On returning to China, Lau launched Chictopia, which quickly gained renown for its quirky and fun clothing. One recent collection had food as a theme, with prints that featured shellfish, vegetables and cows. Clearly, Chictopia fans are women that want to stand out in a crowd, unafraid of wearing striking garments. 

“I do all the textile designs and fashion designs,” Lau says. “I think my style is quirky elegance, but at the same time it is very feminine and girly and young and elegant and very playful. Everything is positive. That is something I want to tell people: be positive and playful.”

A rather more mainstream approach is taken by Uma Wang, whose career had a big fillip when the Council of Fashion Designers of America picked her as its nominee for its first exchange with China.
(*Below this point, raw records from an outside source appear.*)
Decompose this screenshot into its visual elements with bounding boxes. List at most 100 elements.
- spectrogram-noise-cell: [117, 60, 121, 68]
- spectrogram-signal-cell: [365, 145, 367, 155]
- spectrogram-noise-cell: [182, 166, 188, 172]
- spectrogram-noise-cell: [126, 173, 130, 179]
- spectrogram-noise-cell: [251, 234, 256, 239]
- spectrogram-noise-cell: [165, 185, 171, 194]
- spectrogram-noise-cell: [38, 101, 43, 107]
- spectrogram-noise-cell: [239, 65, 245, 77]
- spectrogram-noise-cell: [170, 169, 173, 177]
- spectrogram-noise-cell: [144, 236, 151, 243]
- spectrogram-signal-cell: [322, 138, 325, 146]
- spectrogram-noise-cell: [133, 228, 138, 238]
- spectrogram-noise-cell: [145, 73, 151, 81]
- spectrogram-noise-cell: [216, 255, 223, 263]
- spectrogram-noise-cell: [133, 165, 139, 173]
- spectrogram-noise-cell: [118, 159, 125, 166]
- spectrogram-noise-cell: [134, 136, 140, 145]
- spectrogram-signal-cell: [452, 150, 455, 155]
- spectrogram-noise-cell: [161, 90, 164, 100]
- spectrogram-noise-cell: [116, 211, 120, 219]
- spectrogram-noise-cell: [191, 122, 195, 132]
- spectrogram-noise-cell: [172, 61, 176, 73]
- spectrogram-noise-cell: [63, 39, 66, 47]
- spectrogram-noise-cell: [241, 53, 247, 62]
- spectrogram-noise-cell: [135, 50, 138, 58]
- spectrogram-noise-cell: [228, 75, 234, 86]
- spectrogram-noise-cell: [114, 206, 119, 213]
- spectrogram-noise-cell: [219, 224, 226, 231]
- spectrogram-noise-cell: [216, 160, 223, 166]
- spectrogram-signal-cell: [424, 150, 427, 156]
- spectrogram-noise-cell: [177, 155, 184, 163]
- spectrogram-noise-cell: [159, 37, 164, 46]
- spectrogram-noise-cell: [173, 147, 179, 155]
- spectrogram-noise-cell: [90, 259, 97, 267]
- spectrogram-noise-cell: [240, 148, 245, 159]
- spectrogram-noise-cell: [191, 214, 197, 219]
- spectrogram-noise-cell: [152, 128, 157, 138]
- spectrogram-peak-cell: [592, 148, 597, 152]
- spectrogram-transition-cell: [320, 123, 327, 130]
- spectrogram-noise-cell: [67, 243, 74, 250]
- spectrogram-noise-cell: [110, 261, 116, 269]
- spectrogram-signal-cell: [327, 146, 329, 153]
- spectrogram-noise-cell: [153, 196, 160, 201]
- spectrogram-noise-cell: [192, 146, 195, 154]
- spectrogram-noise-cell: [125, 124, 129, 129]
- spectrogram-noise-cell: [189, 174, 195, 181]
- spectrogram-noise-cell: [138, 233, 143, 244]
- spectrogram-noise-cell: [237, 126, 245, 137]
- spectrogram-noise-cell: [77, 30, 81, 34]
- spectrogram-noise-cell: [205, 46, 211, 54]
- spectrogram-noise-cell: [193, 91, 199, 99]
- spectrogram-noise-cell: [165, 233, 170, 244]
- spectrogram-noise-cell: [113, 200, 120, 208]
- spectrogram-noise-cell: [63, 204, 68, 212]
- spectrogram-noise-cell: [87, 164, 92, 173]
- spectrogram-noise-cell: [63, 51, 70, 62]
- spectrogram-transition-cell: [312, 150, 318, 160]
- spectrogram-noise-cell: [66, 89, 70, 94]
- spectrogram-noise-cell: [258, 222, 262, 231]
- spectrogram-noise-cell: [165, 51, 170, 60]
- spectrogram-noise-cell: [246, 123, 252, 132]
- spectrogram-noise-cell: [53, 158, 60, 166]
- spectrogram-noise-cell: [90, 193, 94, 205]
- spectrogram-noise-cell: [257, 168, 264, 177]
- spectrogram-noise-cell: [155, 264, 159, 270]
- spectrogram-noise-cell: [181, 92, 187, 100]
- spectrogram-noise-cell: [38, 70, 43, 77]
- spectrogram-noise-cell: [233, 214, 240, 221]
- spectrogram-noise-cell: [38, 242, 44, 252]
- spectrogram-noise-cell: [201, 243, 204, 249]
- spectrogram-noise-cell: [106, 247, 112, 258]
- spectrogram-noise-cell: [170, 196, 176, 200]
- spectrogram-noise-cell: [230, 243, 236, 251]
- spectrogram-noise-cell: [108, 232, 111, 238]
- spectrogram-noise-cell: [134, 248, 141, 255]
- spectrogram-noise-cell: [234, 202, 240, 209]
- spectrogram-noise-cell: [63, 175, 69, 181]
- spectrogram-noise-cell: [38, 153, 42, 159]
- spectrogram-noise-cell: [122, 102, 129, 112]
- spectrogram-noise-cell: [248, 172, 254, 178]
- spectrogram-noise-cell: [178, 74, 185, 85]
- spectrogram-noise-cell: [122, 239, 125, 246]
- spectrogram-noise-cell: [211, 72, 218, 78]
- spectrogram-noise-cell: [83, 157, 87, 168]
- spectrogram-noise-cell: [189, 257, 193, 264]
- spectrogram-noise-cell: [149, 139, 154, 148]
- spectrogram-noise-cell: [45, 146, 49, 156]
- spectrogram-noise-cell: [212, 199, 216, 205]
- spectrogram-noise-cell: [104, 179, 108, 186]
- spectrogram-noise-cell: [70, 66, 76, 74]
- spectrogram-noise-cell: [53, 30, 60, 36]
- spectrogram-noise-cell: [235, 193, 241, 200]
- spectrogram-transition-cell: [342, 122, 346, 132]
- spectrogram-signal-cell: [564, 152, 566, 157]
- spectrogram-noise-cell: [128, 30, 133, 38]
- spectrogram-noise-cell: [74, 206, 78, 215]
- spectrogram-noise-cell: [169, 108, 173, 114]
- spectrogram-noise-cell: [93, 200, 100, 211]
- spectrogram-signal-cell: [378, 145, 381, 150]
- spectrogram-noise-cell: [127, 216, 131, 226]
The brand’s distinguishing feature is its fusion of knits and fabrics. Shanghai and vintage China are inspirations for Wang. She now has 10 or more outlets in China. The designer is particularly strong in Italy, where she has shown at Milan Fashion Week more than once, and where 16 boutiques around the country stock her clothes.

Wang is something of a veteran of design in China, having done time with Chinese brands before launching Uma Wang. The members of the younger generation of go-getting Chinese designers are confident that they have a fresh approach that is marketable and want to start straight away, without having to slog through apprenticeships with other brands.

Xander Zhou

One neophyte designer-entrepreneur that has made a mark is Xander Zhao, who specialises in menswear. His shtick is to mash up elements of East and West, which has proved successful so far, drawing positive reviews by critics in London and Paris. 

A sign of the impact Chinese designers have was the recent decision by Australian department store David Jones to put on a pop-up event that showed the work of Zhang and a host of other up-and-coming talent, including Helen Lee, Xiao Li, Yang Li and Sarah Lai.

They speak English fluently, have travelled widely, and have assimilated cultural influences that range from Ming-era costumes to punk rocker ripped jeans. They have little false modesty or hesitancy.

The driving ambition that all share is articulated neatly by Masha Ma: “My ultimate ambition is for the brand to become a cultural symbol in our generation”.